As presented previously, bi-spheres always move faster than single particles. To explain this phenomenon, we need to consider both hydrodynamical and optical effects. Particles moving through a fluid excite flows through the no-slip boundary condition at their surfaces. These flows couple particles’ motions. This hydrodynamic coupling enhances the collective particle velocity because fluid displaced by one sphere entrains the other [12]. On the other hand, the influence of a nearby wall hinders the particles’ motion. To treat this precisely, the influence of the wall and the second particle should be taken into account simultaneously [12]. Further to this, the optical effects such as optical particle coupling must be taken into consideration [8, 9]. The effect of this is by no means obvious. For a quantitative explanation Maxwell’s equations must be solved for an array of particles in an evanescent field. This is outside the scope of the present paper.
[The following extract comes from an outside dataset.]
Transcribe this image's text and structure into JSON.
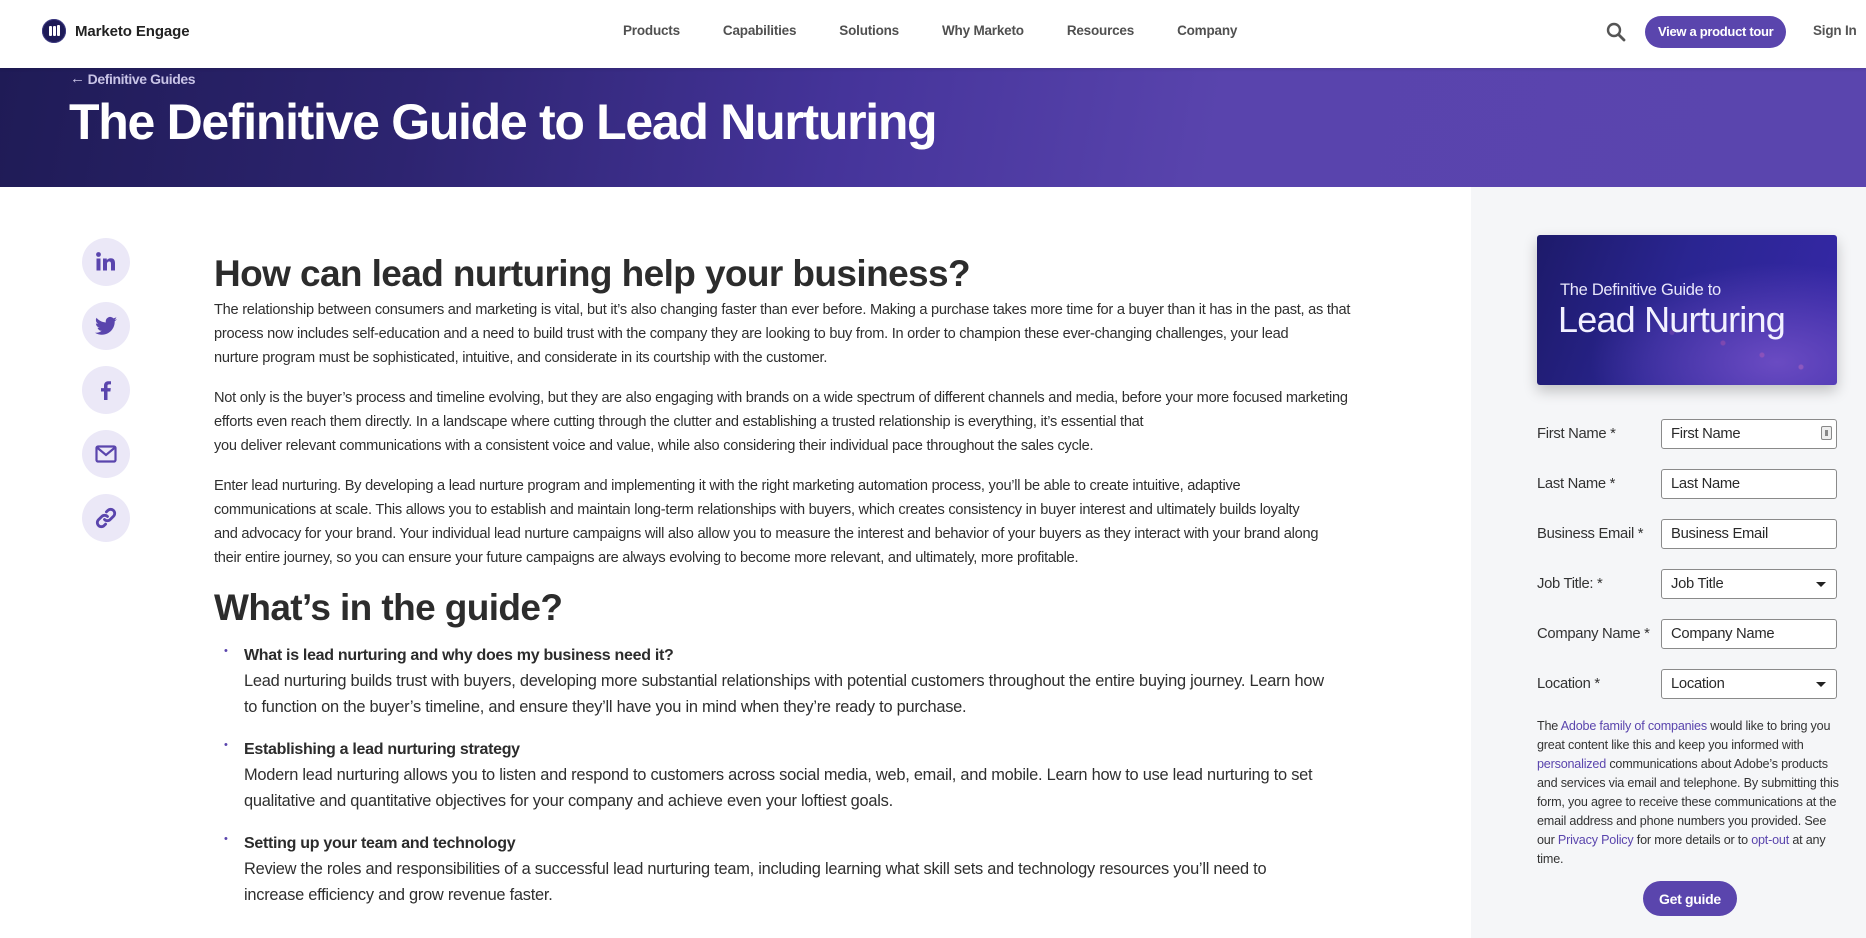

The axial control of microspheres by means of counter-propagating waves proves to be a very straightforward and effective method for particle manipulation. Figure 6 shows that the velocity of the particles is proportional to the hotspots’ intensity difference, that is the difference in power of the two counter-propagating waves, as expected. By equating the power in the two waves, we could keep a particle trapped at a given point. Except for the observed Brownian motion, the particle trapping was stable. The particle could be kept at the given location for several minutes with our setup. The limit is due to experimental conditions, such as liquid evaporation and mechanical vibrations of the fibres.
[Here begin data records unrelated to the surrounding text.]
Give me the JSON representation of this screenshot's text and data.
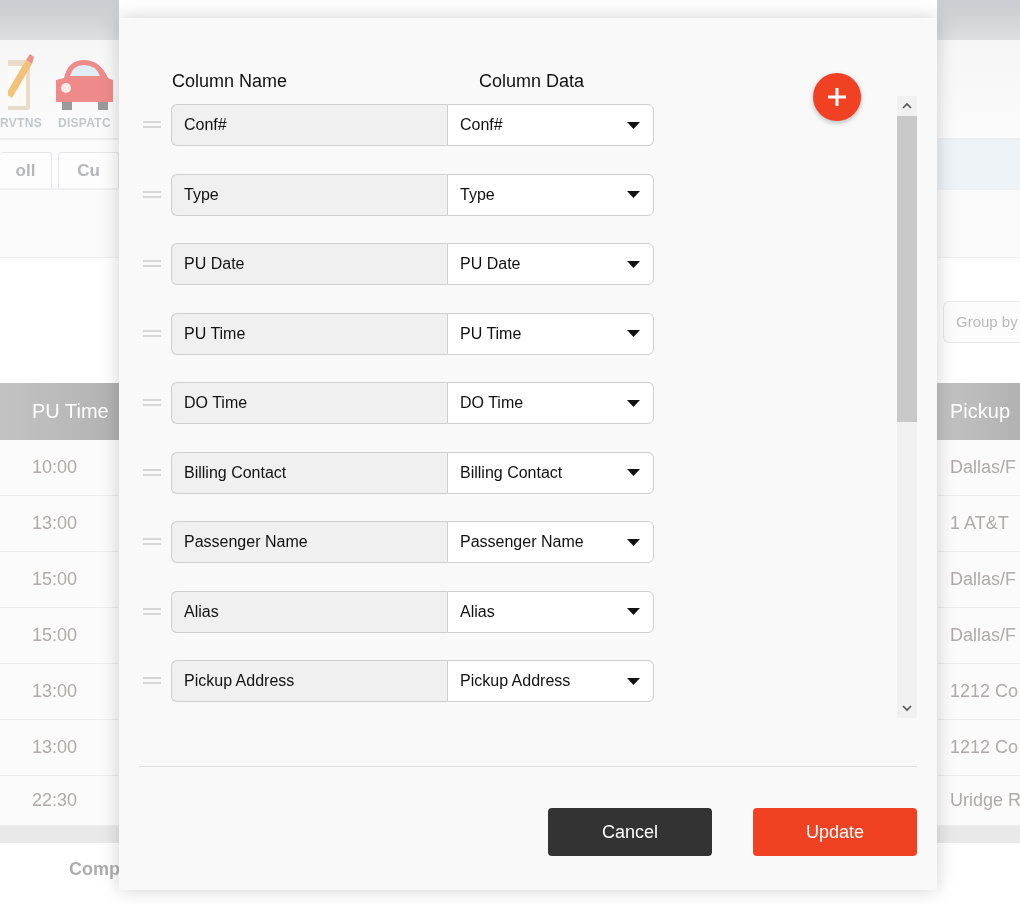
{
  "background": {
    "toolbar": [
      {
        "label": "RVTNS"
      },
      {
        "label": "DISPATC"
      }
    ],
    "tabs": [
      {
        "label": "oll"
      },
      {
        "label": "Cu"
      }
    ],
    "group_by": {
      "placeholder": "Group by"
    },
    "table": {
      "columns": [
        "PU Time",
        "Pickup"
      ],
      "rows": [
        [
          "10:00",
          "Dallas/F"
        ],
        [
          "13:00",
          "1 AT&T"
        ],
        [
          "15:00",
          "Dallas/F"
        ],
        [
          "15:00",
          "Dallas/F"
        ],
        [
          "13:00",
          "1212 Co"
        ],
        [
          "13:00",
          "1212 Co"
        ],
        [
          "22:30",
          "Uridge R"
        ]
      ]
    },
    "footer": "Comp"
  },
  "dialog": {
    "headers": [
      "Column Name",
      "Column Data"
    ],
    "rows": [
      {
        "name": "Conf#",
        "data": "Conf#"
      },
      {
        "name": "Type",
        "data": "Type"
      },
      {
        "name": "PU Date",
        "data": "PU Date"
      },
      {
        "name": "PU Time",
        "data": "PU Time"
      },
      {
        "name": "DO Time",
        "data": "DO Time"
      },
      {
        "name": "Billing Contact",
        "data": "Billing Contact"
      },
      {
        "name": "Passenger Name",
        "data": "Passenger Name"
      },
      {
        "name": "Alias",
        "data": "Alias"
      },
      {
        "name": "Pickup Address",
        "data": "Pickup Address"
      }
    ],
    "buttons": [
      {
        "label": "Cancel",
        "kind": "secondary"
      },
      {
        "label": "Update",
        "kind": "primary"
      }
    ]
  }
}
We thus have two effects at disposal for the formation of microsphere chains. Firstly, the bi-spheres catch up with the single particles, thus forming three-particle and longer chains. We can possibly speed up this process by manipulating the fibres, that is the powers in the counter-propagating waves. Thus, we can move a chain back and forth in order to add single particles to it. Secondly, just keeping the fibres fixed and counter-propagating waves’ power difference constant and equated somewhere within the cell leads to the formation of a long microsphere chain. As seen in Fig. 8, particles at opposite ends of the waveguide travel towards each other. This is due to the waveguide propagation loss which accounts for the power change along the waveguide, even though the fibres are fixed. Thus, the optical power difference of the counter-propagating waves is highest and of opposite sign at the ends of the cell, and decreases towards the middle. Being proportional to the optical power difference, the particle velocity changes similarly. One may notice the change in the slope of the measurement points around zero velocity. This is due to chain formation in the central region and thus an increased number of particles. This results in higher scattering losses, decreasing the power reaching the particles and thereby the measured particle velocity. In effect, all this results in the formation of a long particle chain in the central region. The final length of the chain is, for our setup, limited only by the length of the cell. It is possible to improve the assembly of particle chains by the addition of larger spheres. Larger spheres move faster for a given power [10] and catch up with smaller ones, thereby forming a chain.

5. Conclusion

In this work, we have studied the formation and the propulsion properties of dielectric micro-sphere chains on top of a channel waveguide made by Cs ⁺ ion-exchange in glass. We have measured that bi-spheres move faster than single particles for a given power. For 7 μm diameter particles, they are, on average, 15% faster. We have also shown how counter-propagating beams in an optical waveguide can be used to manipulate these microspheres. The particle’s velocity is shown to be proportional to the difference in power of the two beams. They can thus be propelled back and forth and trapped at a desired location for several minutes. Based on this, we have presented a technique for the formation of a long, one-particle wide, chain.